FSC and its attorneys are reviewing the decision over adult record-keeping laws and will comment further on the decision later this week.
“We’ve known all along that the [federal] district courts would be a challenge, as they are staffed with Bush appointees.” Duke said. “Our next option is an appeal at the [federal] circuit court level. We are in the 3rd [U.S. Circuit Court of Appeals] — an optimal circuit for our appeal.”

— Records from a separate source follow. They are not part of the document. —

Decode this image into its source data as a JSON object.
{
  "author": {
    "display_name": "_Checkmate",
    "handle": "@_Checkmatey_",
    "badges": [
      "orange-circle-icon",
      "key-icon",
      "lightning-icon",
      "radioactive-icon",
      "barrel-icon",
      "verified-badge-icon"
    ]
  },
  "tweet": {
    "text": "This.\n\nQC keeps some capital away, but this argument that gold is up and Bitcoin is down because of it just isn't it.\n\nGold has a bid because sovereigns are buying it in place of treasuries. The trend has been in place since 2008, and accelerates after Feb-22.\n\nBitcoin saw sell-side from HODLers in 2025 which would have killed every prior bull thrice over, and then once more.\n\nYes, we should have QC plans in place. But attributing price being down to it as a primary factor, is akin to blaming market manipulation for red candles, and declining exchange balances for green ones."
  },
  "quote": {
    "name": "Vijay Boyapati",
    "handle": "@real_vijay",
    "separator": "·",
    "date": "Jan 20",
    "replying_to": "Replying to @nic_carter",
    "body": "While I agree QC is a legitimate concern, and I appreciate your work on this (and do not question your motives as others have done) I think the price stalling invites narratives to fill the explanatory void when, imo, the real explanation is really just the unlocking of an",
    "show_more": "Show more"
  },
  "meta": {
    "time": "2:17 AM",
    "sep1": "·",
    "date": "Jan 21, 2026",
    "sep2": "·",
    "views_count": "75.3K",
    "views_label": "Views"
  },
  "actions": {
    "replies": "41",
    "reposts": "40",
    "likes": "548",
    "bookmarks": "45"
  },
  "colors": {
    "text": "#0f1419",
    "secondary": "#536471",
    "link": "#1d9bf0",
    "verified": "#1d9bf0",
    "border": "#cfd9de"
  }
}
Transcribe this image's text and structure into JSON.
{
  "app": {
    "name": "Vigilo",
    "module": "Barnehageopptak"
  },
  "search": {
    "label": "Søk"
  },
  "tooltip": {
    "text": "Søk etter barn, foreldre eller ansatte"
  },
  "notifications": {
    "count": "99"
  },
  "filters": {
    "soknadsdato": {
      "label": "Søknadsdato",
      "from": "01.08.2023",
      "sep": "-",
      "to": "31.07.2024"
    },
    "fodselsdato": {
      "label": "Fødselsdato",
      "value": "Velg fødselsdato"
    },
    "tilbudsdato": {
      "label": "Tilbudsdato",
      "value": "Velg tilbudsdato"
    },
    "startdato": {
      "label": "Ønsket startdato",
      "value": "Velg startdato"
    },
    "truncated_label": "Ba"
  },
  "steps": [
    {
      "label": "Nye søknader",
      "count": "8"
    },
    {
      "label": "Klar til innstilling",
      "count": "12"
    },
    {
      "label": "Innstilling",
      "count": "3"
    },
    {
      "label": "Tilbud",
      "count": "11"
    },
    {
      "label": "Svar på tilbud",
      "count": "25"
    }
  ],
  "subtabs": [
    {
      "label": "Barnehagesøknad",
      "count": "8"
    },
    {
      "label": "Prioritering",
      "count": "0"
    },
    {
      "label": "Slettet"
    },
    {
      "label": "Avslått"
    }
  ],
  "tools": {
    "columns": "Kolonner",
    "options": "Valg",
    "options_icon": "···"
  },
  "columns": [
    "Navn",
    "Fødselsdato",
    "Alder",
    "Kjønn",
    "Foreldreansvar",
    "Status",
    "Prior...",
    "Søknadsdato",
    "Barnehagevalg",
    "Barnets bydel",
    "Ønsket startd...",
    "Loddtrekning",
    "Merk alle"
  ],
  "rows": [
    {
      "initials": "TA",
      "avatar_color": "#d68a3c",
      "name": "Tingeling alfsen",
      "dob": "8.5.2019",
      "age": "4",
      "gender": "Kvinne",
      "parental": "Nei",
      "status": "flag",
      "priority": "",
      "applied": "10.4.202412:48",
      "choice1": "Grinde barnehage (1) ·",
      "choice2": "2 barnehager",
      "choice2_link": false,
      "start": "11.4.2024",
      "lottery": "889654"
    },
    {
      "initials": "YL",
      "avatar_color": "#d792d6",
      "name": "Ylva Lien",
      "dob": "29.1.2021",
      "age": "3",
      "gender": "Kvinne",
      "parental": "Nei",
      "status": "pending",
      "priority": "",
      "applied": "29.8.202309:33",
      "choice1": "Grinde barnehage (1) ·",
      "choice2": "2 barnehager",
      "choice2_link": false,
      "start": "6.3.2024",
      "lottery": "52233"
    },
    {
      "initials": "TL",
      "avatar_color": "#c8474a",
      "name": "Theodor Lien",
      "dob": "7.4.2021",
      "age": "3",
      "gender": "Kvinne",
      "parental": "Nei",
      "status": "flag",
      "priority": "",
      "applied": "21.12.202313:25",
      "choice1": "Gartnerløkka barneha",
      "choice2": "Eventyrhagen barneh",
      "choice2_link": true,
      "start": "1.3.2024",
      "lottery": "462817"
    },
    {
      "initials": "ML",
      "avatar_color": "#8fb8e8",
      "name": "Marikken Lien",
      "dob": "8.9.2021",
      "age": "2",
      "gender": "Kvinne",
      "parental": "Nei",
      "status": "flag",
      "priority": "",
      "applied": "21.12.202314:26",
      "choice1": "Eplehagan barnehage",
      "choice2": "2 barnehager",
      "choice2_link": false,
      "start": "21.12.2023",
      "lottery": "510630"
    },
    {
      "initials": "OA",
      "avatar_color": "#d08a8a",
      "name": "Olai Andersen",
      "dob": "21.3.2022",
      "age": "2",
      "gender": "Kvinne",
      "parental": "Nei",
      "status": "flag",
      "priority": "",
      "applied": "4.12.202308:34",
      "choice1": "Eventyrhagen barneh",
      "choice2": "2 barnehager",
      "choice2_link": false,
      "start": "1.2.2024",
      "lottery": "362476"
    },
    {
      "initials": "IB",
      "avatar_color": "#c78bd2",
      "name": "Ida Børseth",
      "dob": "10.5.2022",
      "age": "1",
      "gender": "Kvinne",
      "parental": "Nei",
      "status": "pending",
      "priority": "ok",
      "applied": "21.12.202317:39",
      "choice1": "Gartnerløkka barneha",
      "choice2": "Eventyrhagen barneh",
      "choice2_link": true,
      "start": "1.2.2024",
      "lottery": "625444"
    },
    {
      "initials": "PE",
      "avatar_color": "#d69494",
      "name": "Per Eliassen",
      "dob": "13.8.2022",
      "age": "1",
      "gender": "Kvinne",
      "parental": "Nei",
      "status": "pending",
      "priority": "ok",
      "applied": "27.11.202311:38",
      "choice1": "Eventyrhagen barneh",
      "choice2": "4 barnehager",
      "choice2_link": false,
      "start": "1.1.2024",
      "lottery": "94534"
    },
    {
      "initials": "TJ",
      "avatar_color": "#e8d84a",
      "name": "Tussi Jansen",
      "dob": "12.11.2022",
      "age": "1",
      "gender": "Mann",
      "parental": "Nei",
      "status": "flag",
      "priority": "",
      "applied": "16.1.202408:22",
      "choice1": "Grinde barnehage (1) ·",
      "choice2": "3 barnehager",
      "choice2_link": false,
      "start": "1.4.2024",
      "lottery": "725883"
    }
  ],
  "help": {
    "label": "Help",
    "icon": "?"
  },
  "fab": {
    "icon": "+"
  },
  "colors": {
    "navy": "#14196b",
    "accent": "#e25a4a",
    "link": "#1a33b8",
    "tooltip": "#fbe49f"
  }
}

The FSC, in its original complaint, said the revised 18 U.S.C. § § 2257 and 2257A regulations are unconstitutional, as well as an unfair burden placed to producers to comply with the regulations.
At the time FSC attorney Michael Murray said he planned a “substantial constitutional attack.”
The 14 plaintiffs attached to the suit with the FSC represent a rainbow of individuals, organizations and companies that one way or another publish or screen erotic material, from performers to photographers to studios to an adult entertainment business journalist.
So far, none of the co-plaintiffs have been approached by federal authorities over 2257 record-keeping queries. The 14 co-plaintiffs in the case are:
- The American Society of Media Photographers, which represents 7,000 members.
- Barbara Nitke, a teacher at the School of Visual Arts in New York and a commercial photographer.
- David Steinberg, a photographer and writer of sexual issues.
- Nina Hartley, a performer and website owner.
- Michael Barone, a photographer.
- Dave Cummings, an adult industry performer who owns numerous websites.
- Tom Hymes, an adult industry journalist who runs a website.
- Sinclair Institute, which operates sexual health clinics.
- Channel 1 Releasing, which operates a gay porn studio.
- Barbara Alper, a photographer.
- Carol Queen, a sexologist and feminist sex educator.
- Dave Levingston, a photographer.
- Betty Dodson and Carlin Ross, who co-host a website.
Baylson, in his decision, said that "the government has a substantial interest in preventing sexual exploitation of children in the production of such depictions."
He noted "producers of such depictions have adequate notice that their records will periodically be inspected by government officials" and that "Congress has both authorized inspections and created rules, further fleshed out by implementing regulations, governing the procedures that inspectors must follow."
Baylson also said that his holding is consistent with case law relative to administrative searches and that the searches are for "specific and limited purpose" of inspecting records required in a regulatory scheme.